99,99%

Publié le 14 septembre 2009 par Pierre Gonzva
99,99% des gens ne comprennent rien aux problèmes du système bancaire ni aux éventuelles solutions possibles pour y remédier.
Et je dois humblement reconnaître que je ne pense pas faire partie du 0,01% composant le cercle des savants. Cela étant, je m'abstiens de joindre ma voix aux clameurs des bruyants liberticides qui estiment que la solution aux problèmes passe par l'interdiction de, pêle-mêle : les bonus, les hedge funds, les paradis fiscaux, les ventes à découvert, les produits dérivés, la titrisation, voire la spéculation ! Craignons que ces histrions ne sollicitent Poutine, afin que celui-ci leur loue les sibériens camps de rééducation à régime sévère, où les récalcitrants aux programmes de moralisation de la finance seraient expédiés pour retrouver le droit chemin.
Mais quittons les steppes glacées de l'orient russe, et revenons à nos banques occidentales et à leur incertaine régulation.
Faut-il modifier les règles prudentielles, jeter à bas les modèles internes de Bâle II, renforcer les fonds propres, pour toutes les banques ou pour celles d'importance systémique seulement, obliger à constituer des coussins de provisions en période de vaches grasses, réintroduire un ratio de levier maximum, remettre en vigueur le Glass-Steagall Act afin de séparer les banques commerciales d'avec les banques d'investissement, boucher les trous de régulation, créer une instance de supervision internationale ? Toutes les idées sont sur la table, et quand on lit les multiples contributions et les solutions divergentes proposées, il est clair qu'on est dans le temps de la réflexion, et que celui-ci ne doit pas être escamoté.
Quelques idées simples à garder en tête.
- Lorsque les actifs d'une banque perdent 30 à 50% de leur valeur, il n'y aura jamais assez de fonds propres en face pour éviter la ruine, car les ratios de capital, et c'est heureux, ne seront jamais fixés à ce niveau. C'est heureux car avant qu'une banque puisse lever suffisament de fonds propres pour en avoir 50%, elle commencera par réduire très fortement la taille de son actif, donc des prêts accordés, au détriment de l'activité économique. Le problème est à l'actif avant d'être au passif.

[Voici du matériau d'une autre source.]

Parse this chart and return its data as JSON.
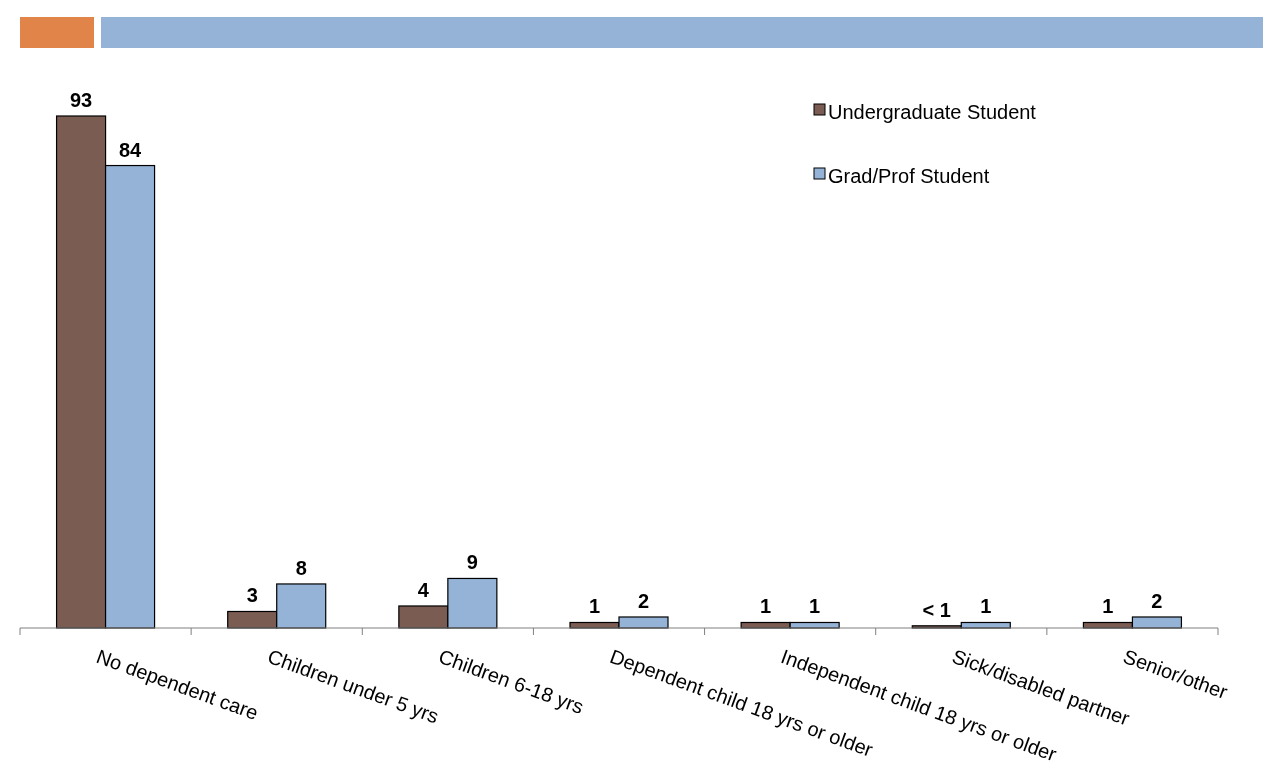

- Néanmoins, les banques ont besoin de renforcer leurs fonds propres. Pour faire venir de nouveaux actionnaires en promettant une rentabilité structurellement plus faible qu'à la belle époque 2005-2007, il conviendra soit de démontrer que le risque est notoirement plus faible, soit de baisser le prix d'émission des titres. On a coutume de mettre en avant les énormes profits réalisés par les banques ces dernières années. Ce que l'on oublie de rappeler, c'est que les marchés valorisaient ces profits assez faiblement, en terme de PER par exemple, ce qui signifie que leur pérennité ne paraissait pas évidente, alors que le risque qui y était attaché était perçu comme bien présent. Heureusement que les actionnaires sortaient en dividendes une bonne part de ces bénéfices : ils avaient bien compris qu'a contrario, laisser des fonds propres supplémentaires à disposition n'aurait conduit qu'à augmenter le risque.

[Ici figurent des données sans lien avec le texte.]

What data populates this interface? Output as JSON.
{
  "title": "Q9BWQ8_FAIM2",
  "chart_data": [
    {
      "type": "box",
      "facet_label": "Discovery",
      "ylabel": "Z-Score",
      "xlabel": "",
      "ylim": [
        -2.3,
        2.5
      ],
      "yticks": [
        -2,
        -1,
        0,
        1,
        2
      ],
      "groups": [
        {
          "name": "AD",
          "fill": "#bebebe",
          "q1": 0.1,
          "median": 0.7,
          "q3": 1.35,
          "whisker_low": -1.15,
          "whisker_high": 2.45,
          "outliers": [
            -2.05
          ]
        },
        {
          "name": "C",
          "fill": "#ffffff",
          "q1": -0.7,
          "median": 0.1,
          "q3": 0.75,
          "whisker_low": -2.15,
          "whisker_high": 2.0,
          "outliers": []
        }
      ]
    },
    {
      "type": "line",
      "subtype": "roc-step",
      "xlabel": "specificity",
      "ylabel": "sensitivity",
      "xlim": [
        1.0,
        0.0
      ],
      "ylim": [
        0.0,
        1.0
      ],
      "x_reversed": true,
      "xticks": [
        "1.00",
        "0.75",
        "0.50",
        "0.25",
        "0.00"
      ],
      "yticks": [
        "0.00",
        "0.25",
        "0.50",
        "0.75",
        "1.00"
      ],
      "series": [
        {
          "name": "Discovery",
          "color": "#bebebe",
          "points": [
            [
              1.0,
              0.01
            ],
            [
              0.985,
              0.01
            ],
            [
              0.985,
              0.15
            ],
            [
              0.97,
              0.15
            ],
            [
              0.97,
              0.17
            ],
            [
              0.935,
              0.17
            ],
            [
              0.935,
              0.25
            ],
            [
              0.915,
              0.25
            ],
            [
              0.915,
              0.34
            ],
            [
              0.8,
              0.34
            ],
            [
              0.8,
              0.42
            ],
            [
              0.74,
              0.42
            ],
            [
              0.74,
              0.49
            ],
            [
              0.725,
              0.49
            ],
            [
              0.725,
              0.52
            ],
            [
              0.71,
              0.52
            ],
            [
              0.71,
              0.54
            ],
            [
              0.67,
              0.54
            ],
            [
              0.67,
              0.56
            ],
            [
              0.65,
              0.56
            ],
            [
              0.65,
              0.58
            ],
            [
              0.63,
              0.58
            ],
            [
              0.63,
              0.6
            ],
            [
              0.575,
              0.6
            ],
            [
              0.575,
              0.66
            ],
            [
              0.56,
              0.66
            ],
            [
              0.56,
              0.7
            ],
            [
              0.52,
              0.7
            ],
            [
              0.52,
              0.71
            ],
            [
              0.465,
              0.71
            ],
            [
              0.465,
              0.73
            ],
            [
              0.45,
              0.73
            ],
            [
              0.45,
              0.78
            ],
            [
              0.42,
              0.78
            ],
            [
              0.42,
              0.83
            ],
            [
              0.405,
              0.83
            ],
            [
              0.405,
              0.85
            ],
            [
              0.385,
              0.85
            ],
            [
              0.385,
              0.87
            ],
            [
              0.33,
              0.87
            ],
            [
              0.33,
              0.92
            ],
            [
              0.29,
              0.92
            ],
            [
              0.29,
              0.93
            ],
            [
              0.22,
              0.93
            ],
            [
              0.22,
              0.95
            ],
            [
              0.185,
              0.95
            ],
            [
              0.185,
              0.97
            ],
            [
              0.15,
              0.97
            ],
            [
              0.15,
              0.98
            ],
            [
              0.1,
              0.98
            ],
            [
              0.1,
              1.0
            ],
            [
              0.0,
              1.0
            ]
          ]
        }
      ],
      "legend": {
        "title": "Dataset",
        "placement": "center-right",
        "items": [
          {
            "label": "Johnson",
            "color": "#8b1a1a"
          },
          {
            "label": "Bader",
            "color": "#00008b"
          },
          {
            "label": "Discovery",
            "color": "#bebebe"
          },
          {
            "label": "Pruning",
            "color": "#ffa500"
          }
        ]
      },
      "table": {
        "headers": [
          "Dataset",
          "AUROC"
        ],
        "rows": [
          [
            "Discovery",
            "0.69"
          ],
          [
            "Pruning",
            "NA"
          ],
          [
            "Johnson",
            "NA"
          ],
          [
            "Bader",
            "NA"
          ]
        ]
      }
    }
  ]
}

- Quoiqu'on en pense, le marché sait très bien se discipliner lui-même. Je n'ai pas vu ces derniers temps fleurir beaucoup de titrisations de crédits subprime, notés AAA, et logés dans des conduits hors bilan se refinançant à court terme en émettant des ABCP. Autre exemple, si la rentabilité des fonds propres bancaires est amenée à baisser structurellement, les bonus distribués suivront le même chemin, selon l'équilibre des forces en présence dont j'ai parlé dans mon post précédent. Nul besoin d'instaurer des limites maximum, qui risqueraient d'agir comme des points d'attraction.
Dernier point, on n'échappera pas à une remise en cause des systèmes de gestion des risques, ceux-ci se trouvant au coeur de la banque. Jusqu'où aller sur ce terrain, et en particulier faut-il aussi remettre en question les modèles d'évaluation qui en sont le soubassement théorique? Bien malin qui peut à ce stade y répondre.
Pour ma part, je souhaite que le prochain G20 ne cède pas à la tentation d'afficher des compromis boiteux ou d'exhiber à toute force des résultats pour satisfaire l'opinion publique. Il serait plus sage de dire : réfléchissons, travaillons, prenons le temps qu'il faut.